= THORPEX =

Meteorological research programme

THORPEX (The Observing System Research and Predictability Experiment) is an international research programme established in 2003 by the World Meteorological Organization (WMO) to accelerate improvements in the utility and accuracy of weather forecasts up to two weeks ahead. It is part of the World Weather Research Programme and is a key component of the WMO Natural Disaster Reduction and Mitigation Programme.

==History==
THORPEX was started in 2003 with the intention of being a ten-year programme, but it continues to be active as of 2014. The 12th annual session was held at the WMO headquarters in Geneva, Switzerland in March 2014.

===Creation and International Science Plan (2003-04)===
THORPEX was created in 2003 at the Fourteenth World Meteorological Congress under the auspices of the WMO Commission for Atmospheric Sciences (CAS) as a ten-year international research and development programme to accelerate improvements in the accuracy and the social, economic & environmental benefits of 1-day to 2-week high-impact weather forecasts.

At the time of its creation, the following sub-programmes were listed in the THORPEX International Science Plan:
1. Global-to-regional influences on the evolution and predictability of weather systems
2. Global observing-system design and demonstration
3. Targeting and assimilation of observations
4. Societal, economic & environmental benefits of improved forecasts

===International Research Implementation Plan (TIP) and the creation of TIGGE===
In February 2005, the THORPEX International Research Implementation Plan (TIP) was published. This plan proposed the creation of the THORPEX Interactive Grand Global Ensemble (TIGGE), an implementation of ensemble forecasting, and the Global Interactive Forecasting System (GIFS).
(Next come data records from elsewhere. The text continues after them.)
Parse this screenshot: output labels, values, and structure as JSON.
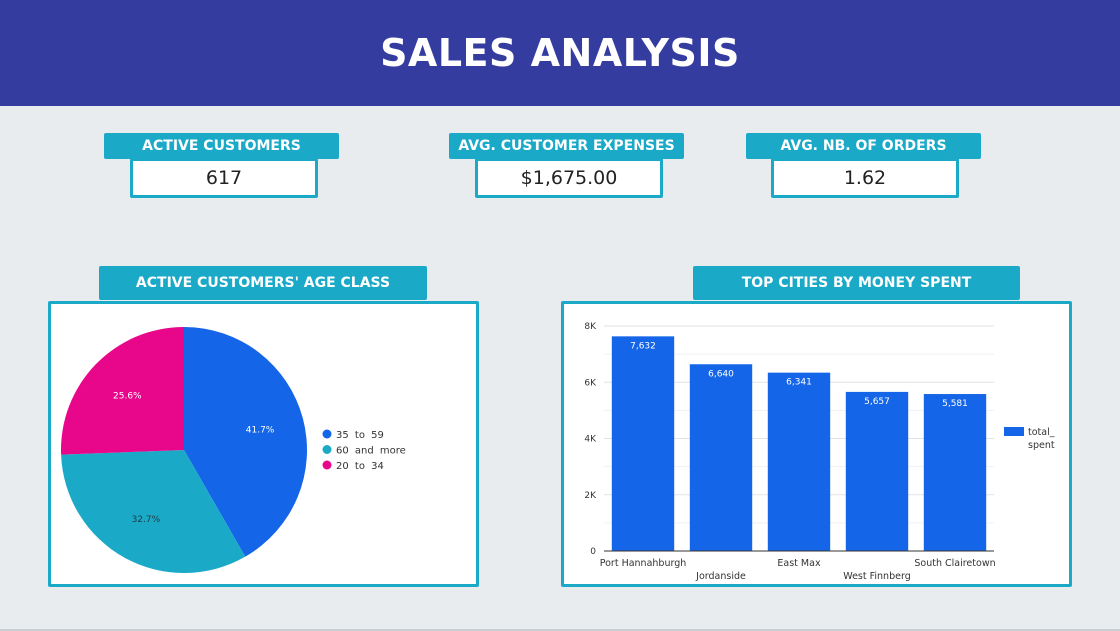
{
  "header": {
    "title": "SALES ANALYSIS"
  },
  "kpis": [
    {
      "label": "ACTIVE CUSTOMERS",
      "value": "617"
    },
    {
      "label": "AVG. CUSTOMER EXPENSES",
      "value": "$1,675.00"
    },
    {
      "label": "AVG. NB. OF ORDERS",
      "value": "1.62"
    }
  ],
  "panels": {
    "pie_title": "ACTIVE CUSTOMERS' AGE CLASS",
    "bar_title": "TOP CITIES BY MONEY SPENT"
  },
  "colors": {
    "header": "#343ca0",
    "accent": "#1aaac8",
    "bar": "#1565e8",
    "pie_35_59": "#1565e8",
    "pie_60_more": "#1aaac8",
    "pie_20_34": "#e8068a"
  },
  "chart_data": [
    {
      "type": "pie",
      "title": "ACTIVE CUSTOMERS' AGE CLASS",
      "labels": [
        "35 to 59",
        "60 and more",
        "20 to 34"
      ],
      "values": [
        41.7,
        32.7,
        25.6
      ],
      "value_labels": [
        "41.7%",
        "32.7%",
        "25.6%"
      ],
      "colors": [
        "#1565e8",
        "#1aaac8",
        "#e8068a"
      ],
      "legend": "right"
    },
    {
      "type": "bar",
      "title": "TOP CITIES BY MONEY SPENT",
      "categories": [
        "Port Hannahburgh",
        "Jordanside",
        "East Max",
        "West Finnberg",
        "South Clairetown"
      ],
      "series": [
        {
          "name": "total_spent",
          "legend_lines": [
            "total_",
            "spent"
          ],
          "values": [
            7632,
            6640,
            6341,
            5657,
            5581
          ]
        }
      ],
      "value_labels": [
        "7,632",
        "6,640",
        "6,341",
        "5,657",
        "5,581"
      ],
      "ylim": [
        0,
        8000
      ],
      "yticks": [
        0,
        2000,
        4000,
        6000,
        8000
      ],
      "ytick_labels": [
        "0",
        "2K",
        "4K",
        "6K",
        "8K"
      ],
      "grid": true,
      "legend": "right"
    }
  ]
}
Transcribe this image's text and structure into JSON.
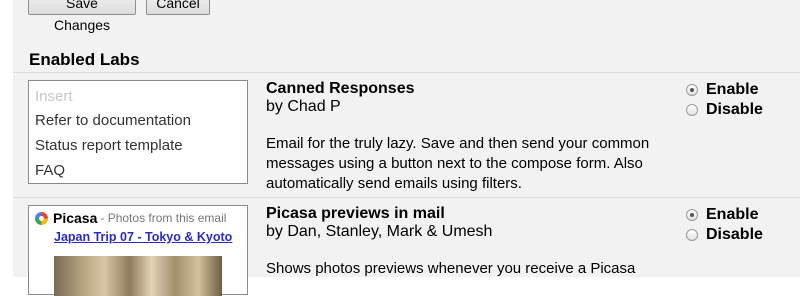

In early March 2005, the first workshop devoted to TIGGE was held. The final report of the workshop laid out a plan for setting up the THORPEX TIGGE-GIFS working group as soon as possible & for setting up the infrastructure for TIGGE over the next few years, in time to contribute to proposed real-time THORPEX support for the International Polar Year field campaigns in 2007-08 & the 2008 Beijing Olympics WWRP Research and Development Project.

===Further progress===
TIGGE was developed and made operational over the coming years, and data from TIGGE was used in many meteorological research papers.

A 2010 review by Bougeault et al. surveyed the past work and future plans of TIGGE and concluded: "We are convinced that the TIGGE databases will constitute a key resource for reaching the objective of THORPEX: the acceleration of the progress of the forecast skill for severe weather events from 1 day to 2 weeks ahead. This will be reached by a robust combination of research on the scientific basis of ensemble prediction, experimentation with new products, and development of new protocols and policies for data exchange across WMO Member States and across the science and application communities."

Another 2010 paper provided a timeline with 2008-2012 as the development phase for the Global Interactive Forecasting System (GIFS) and 2012 onward as the implementation period.

In March 2014, the TIGGE-LAM (limited area model) was launched to improve on regional ensemble forecasts.

==Components==

===TIGGE===

The THORPEX Interactive Grand Global Ensemble, also known as TIGGE, was envisaged in the February 2005 THORPEX International Research Implementation Plan, and the groundwork for it was laid in a 2005 workshop. Its goal is to improve ensemble forecasting for the weather worldwide.

Currently, the TIGGE data is available from these sources:
- The European Centre for Medium-Range Weather Forecasts (ECMWF)
- The National Center for Atmospheric Research (NCAR) in the United States
- The China Meteorological Administration (CMA) is also supposed to host a copy of TIGGE

A review of TIGGE was published in 2010. In March 2014, the TIGGE-LAM (limited area model) was launched to improve on regional ensemble forecasts.

===GIFS===
The Global Interactive Forecasting System (GIFS) was first described in the THORPEX International Research Implementation Plan (TIP) published in February 2005, and it has since been mentioned in discussions of TIGGE as part of the next step in the evolution of ensemble forecasting after TIGGE. However, GIFS does not have a public-facing implementation as of April 2014.